Mine de rien, Wackenheim a écrit une satire contemporaine, comme Montesquieu ou Voltaire en leur temps. Seniors licenciés pour des broutilles, stages Activation/Remotivation à  la noix chez Pôle Emploi, refonte du monde au kebab du coin pour ces désormais marginaux de l’univers du travail : tous les fondements pour une joyeuse descente en règle des travers des politiques sociales actuelles. Le plus intéressant dans cette démarche, c’est la lente dérive vers l’absurde qui tend vers le possible, ces situations ubuesques qui, somme toute, face au dérèglement des codes sociaux de notre environnement, pourraient presque trouver un écho réaliste. Car le collectif de ces chômeurs un peu désarmés va rapidement se concrétiser en LGDE (gueule de l’emploi, donc) au service de toutes les demandes de proximité pour organiser des simulacres d’action (du mariage à  célébrer au salon littéraire à  représenter – et dédicacer en sus des bouquins qu’on n’a pas écrit). Bref, l’illusion, le maquillage pour la survie. Mais cash, hein, impératif économique, le besoin et l’argent ne sont jamais bien loin, les nerfs d’une guerre incessante, quotidienne, éprouvante.
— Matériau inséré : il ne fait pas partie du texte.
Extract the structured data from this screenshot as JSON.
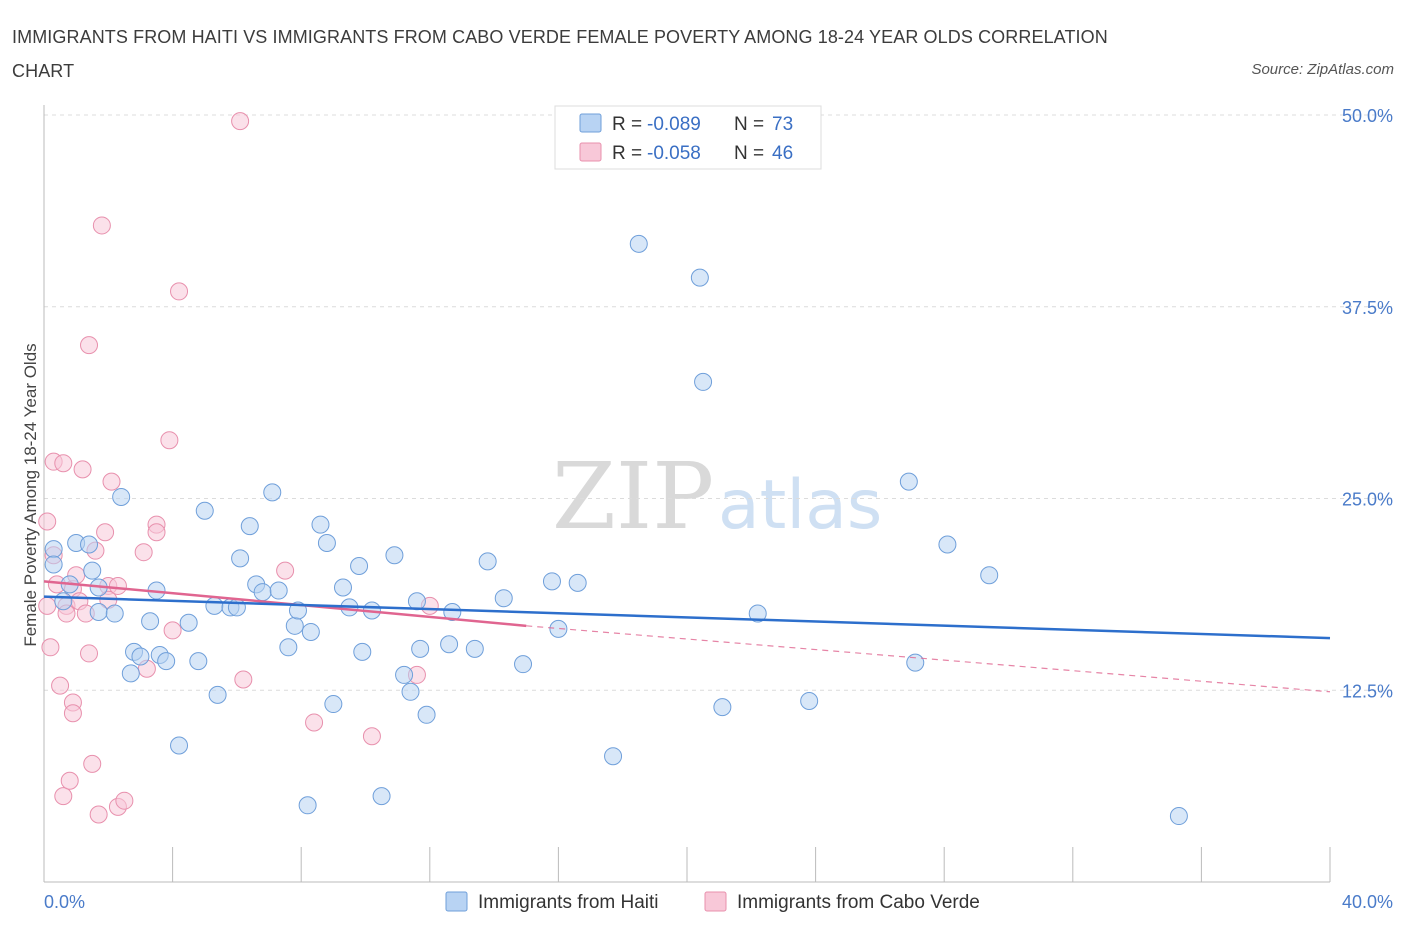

Mais le lecteur n’est pas là  pour chialer, l’auteur ne veut pas de larmichette ou d’apitoiement faciles. Et c’est une cascade de rires que vous risquez de déclencher, grâce à  un style alerte, abrupt, un peu déconcertant au début – Wackenheim n’a que faire des règles de syntaxe et de ponctuation. Il dynamite ses paragraphes de telle sorte que l’ennui ne pointe jamais le bout de son museau et que son propos pourtant sombre n’en ressort que plus intense et efficace.

Et, par les temps qui courent, cela ne peut faire que du bien. C.’est même salvateur.